Vivre à Charleroi coûte cher mais y mourir encore plus !

Le Front National de Charleroi dénonce la nouvelle idée de la majorité en place d'instaurer une taxe sur les convois funéraires pour, une fois de plus, pressuriser comme des citrons les habitants de notre ville, déjà frappés de plein fouet par la crise et par la paupérisation croissante de notre population.

Non seulement vivre à Charleroi coûte cher, mais y mourir encore plus ! Le FN invite les carolos à s'en souvenir lors du prochain scrutin communal !

Source : http://www.lavenir.net/article/detail.aspx?articleid=3912...


A Charleroi, c'est bien la mort qu'on veut taxer !

Une taxe sur les convois funéraires a été approuvée par le collège communal de Charleroi. Décidément, mourir coûte cher.

On le savait : la mort coûte cher à ceux qui restent. À Charleroi, elle coûtera bientôt 300 euros de plus puisque ce mardi, le collège communal a approuvé un projet de taxe sur les convois funéraires transitant par son territoire.

Imaginée par le bourgmestre Jean-Jacques Viseur himself, elle devrait ainsi permettre de gonfler les caisses moribondes de la ville d'un bon million d'euros par an.

Voici quelques jours, le bourgmestre de Charleroi, Jean-Jacques Viseur, avait confirmé qu'une telle taxe était envisagée, afin de remplacer celle qui devait frapper les passagers du Brussels South Charleroi Airport et qui a été rejetée par la Région wallonne.
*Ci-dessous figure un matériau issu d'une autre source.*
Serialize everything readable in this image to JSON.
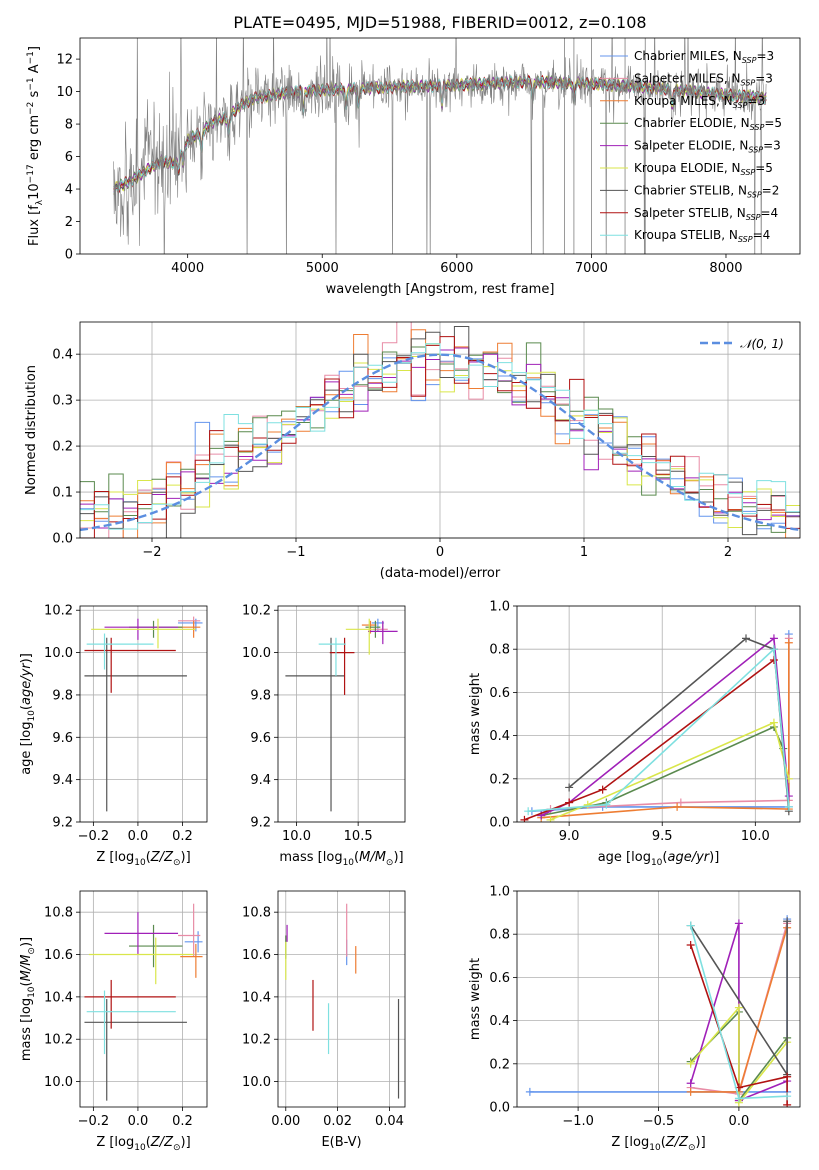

À la base, elle ne devait concerner que les convois funéraires venant de l'extérieur de la commune, à destination du crématorium de Gilly ou de l'aéroport, en vue d'un rapatriement. Selon le mayeur, on ne touchait donc pas au portefeuille des Carolos.

Selon nos confrères de Télésambre, qui ont dévoilé l'information hier soir, cette nouvelle invention est encore plus impopulaire que prévu.

Comme l'a approuvé le collège communal, la taxe sera bien de 300 euros et s'appliquera à tout convoi funéraire, y compris pour les habitants de la commune.

Dès lors, les professionnels du secteur craignent une certaine désaffectation du crématorium de Gilly, par rapport à d'autres sites d'incinération où aucune taxe de ce genre n'est prélevée. De même, au BSCA, on s'estime lésé par rapport à l'aéroport de Zaventem qui ne ponctionne pas ce genre d'impôt sur les rapatriements de défunts.

Un espoir subsiste

Là où la ville de Charleroi pourrait engranger quelques deniers non négligeables, d'autres redoutent une perte sèche. Pour ceux-là, un ultime espoir subsiste puisque la Région wallonne peut encore rejeter ce projet.

Mais en attendant, à Charleroi, c'est bien la mort qu'on veut taxer. F.D.